Ausstellung . Performance


Tatsumi Orimotos Bilder sind eng verknüpft mit seinen Performances, in denen er sich mit dem Alltagsleben, dem Altern und Fragen der Kommunikation auseinandersetzt. Er thematisiert in seiner künstlerischen Arbeit den gesellschaftlichen Umgang mit dem Altern und der damit verbundenen sozialen Aus- und Abgrenzung. Seine an Alzheimer und Depression leidende Mutter ist für Tatsumi Orimoto ein 24 Stunden zu betreuender Pflegefall, um den er sich seit Jahren liebevoll kümmert. Gleichzeitig ist sie Objekt seines künstlerischen Schaffens.

Bekannt wurden seine Arbeiten durch die Biennale in Venedig 2001, bei denen der Künstler performativ und provozierend seiner Mutter Autoreifen um den Hals hängte und sie in Pappkartons steckte. Die aktuellen Arbeiten entstehen aus einer subjektiven familiären Perspektive, indem Tatsumi Orimoto das alltägliche Leben wiedergibt. Die private häusliche Atmosphäre geht in die Öffentlichkeit, die Bilder bleiben der Realität treu: Mutter und Sohn in der eigenen Küche, in Wohnzimmer und Garten. Das Leben wird nicht mehr inszeniert.

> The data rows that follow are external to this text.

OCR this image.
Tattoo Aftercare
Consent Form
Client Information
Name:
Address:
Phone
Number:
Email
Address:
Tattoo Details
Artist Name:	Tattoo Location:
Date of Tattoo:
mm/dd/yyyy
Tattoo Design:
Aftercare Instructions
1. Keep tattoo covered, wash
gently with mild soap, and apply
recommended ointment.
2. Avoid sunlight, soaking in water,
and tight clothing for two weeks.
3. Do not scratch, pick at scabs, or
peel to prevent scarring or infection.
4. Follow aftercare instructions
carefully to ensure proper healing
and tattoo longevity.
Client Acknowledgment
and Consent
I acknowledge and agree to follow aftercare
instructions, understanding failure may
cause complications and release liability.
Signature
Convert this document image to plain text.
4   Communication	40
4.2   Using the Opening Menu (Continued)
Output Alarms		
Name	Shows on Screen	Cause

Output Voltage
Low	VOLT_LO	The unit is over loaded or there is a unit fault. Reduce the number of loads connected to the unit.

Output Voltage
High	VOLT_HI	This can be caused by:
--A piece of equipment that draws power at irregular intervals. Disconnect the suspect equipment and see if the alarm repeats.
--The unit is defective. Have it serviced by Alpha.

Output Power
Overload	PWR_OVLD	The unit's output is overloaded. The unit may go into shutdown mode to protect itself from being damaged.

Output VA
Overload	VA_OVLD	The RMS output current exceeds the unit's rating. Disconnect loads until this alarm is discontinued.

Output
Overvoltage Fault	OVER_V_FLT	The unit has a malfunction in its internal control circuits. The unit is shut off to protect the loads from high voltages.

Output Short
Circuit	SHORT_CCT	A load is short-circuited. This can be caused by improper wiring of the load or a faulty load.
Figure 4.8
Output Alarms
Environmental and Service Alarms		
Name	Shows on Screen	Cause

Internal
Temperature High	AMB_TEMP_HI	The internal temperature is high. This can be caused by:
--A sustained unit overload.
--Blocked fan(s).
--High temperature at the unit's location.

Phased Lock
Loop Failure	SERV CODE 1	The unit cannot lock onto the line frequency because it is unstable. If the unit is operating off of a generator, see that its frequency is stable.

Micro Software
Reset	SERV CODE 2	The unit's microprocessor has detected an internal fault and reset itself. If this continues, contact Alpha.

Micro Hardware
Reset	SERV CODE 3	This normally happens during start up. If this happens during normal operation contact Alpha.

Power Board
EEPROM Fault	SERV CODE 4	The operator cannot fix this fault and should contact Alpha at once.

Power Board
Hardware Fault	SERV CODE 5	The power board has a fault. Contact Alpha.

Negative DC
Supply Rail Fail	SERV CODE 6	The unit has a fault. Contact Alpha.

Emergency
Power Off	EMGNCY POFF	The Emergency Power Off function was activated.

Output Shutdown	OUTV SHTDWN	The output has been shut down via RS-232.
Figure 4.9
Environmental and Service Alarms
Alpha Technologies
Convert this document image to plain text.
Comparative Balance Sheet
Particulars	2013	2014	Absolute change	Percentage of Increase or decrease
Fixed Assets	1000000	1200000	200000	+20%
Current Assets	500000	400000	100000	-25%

In den 1970er Jahren arbeitete Tatsumi Orimoto in den USA als Assistent von Nam June Paik. Seit seinen Erfahrungen in der Zeit der Fluxusbewegung hat sich seine künstlerische Arbeit mit dem Thema der Kommunikation auseinandergesetzt. Ein wichtiges Beispiel hierfür sind seine ungewöhnlichen „Bread Man“ Performances, in denen er, mit mehreren Laib Brot an seinen Kopf gebunden, überall auf der Welt mit den Menschen auf der Straße kommunizierte.


Die Einzelausstellung im Projektraum von C/O Berlin präsentierte photographische Arbeiten basierend auf Orimotos „Bread Man“ Performances. Zur Ausstellungseröffnung zeigte Tatsumi Orimoto eine Performance, die in der St. Johannes Kirche initiiert und bei C/O Berlin beendet wurde.

Diese Ausstellung fand im Kontext der Reihe ASIANART – Zeitgenössische Asiatische Kunst in Berlin Mitte anlässlich der Asien–Pazifik–Wochen statt und wurde kuratiert von Tereza de Arruda in Kooperation mit der Galerie DNA.